Their first game of the season has always been a complete emotional stew of optimism and realism; but always seasoned with the joy that baseball itself gives me and the reassurance that, win or lose - and yes, insert 'it's usually lose' joke here - I'd never feel quite myself rooting for another team the way I do for the Cubbies.
My wife's family are Red Sox nation through and through, and up until 2004 we had something in common.
Living in New York, I go see the Mets - and their single A Brooklyn Cyclones - a lot and want them to do well - except in the obvious games - because there seems to be a sort of self-deprecating, fatalist connection between Mets and Cubs fans the way there just isn't with Yankee fans.
Here's an example: I was at Shea for a July 4th doubleheader about ten years ago, and in between innings Mr Met and his cohorts were going round with the microphone asking little kids questions about American history, and showing their answers up on the big screen.

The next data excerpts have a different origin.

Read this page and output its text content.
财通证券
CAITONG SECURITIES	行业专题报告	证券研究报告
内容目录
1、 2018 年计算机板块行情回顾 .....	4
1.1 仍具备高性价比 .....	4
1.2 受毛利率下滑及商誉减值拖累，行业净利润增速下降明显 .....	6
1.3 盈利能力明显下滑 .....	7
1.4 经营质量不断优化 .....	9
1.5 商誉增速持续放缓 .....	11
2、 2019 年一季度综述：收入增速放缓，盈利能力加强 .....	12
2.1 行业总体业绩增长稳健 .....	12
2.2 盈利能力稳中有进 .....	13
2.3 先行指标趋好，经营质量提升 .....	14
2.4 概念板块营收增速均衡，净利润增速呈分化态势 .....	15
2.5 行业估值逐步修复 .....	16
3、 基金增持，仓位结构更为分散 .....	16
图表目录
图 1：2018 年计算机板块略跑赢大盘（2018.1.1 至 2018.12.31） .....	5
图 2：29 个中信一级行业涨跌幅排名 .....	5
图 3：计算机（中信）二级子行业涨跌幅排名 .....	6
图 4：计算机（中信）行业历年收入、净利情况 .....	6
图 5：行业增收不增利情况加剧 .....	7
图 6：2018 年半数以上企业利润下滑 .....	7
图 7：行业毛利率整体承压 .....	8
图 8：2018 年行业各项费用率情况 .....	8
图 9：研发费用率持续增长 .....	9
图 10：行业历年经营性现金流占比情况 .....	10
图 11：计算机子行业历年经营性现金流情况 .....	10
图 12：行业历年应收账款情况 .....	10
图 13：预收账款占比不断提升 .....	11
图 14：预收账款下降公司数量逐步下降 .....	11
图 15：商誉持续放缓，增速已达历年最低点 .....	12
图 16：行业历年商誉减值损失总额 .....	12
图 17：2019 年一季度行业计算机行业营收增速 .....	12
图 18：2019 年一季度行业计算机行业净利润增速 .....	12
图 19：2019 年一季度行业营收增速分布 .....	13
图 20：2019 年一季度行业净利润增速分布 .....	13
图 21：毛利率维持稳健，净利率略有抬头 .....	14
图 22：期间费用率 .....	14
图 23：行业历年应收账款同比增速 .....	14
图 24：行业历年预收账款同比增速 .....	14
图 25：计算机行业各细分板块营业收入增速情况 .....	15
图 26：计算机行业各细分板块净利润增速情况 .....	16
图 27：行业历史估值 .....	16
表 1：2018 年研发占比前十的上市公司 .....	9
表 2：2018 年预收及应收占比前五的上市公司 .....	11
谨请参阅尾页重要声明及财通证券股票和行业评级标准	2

They asked one little kid "why are there 50 stars on the stars and stripes?" and before he could answer, the drunk guy behind him leans in and says "It's the number of games the Mets are gonna win this year.."
During the seventh-inning stretch at Cub games, I'm afraid I've never gotten out of the habit - much to my son's annoyance - of singing "..If they don't win it's the same."
Anyway, whoever you cheer for, happy opening day. As the late great Jeff MacNelly put it, it's the one day when everyone's in first place.
Shoe (wearing Cubs cap): A good Cubs fan accepts defeat and disappointment in the belief that tomorrow will be a better day. Do you know what that’s called, Skyler?
Shoe: Optimism is the word I was looking for.
Jeff and I, and millions of other diehards everywhere, would love a good season this year, please.
Let's Go Cubs!
*Update... So...that went well, didn't it?
The most opening day runs given up since 1900? Wha..?
Yes, the blown call on McLouth's "catch" was a joke. But even so, we played so poorly all round it probably wouldn't have made much difference to the outcome - although the players were clearly deflated by it immediately afterwards.
Bright spot? James Russell's pitching debut in relief, handing Jason Heyward his first big league strikeout. And the fact that, opening day or not, it's only one game. Only 1/162nd of the season. And I guess you can't have a Tuffy Rhodes moment every year.
(And incidentally, despite Tuffy's three HRs off Doc Gooden on opening day, 1994 - I remember I was watching on TV in a bar at Dulles Airport - the Cubs went on to lose the game.)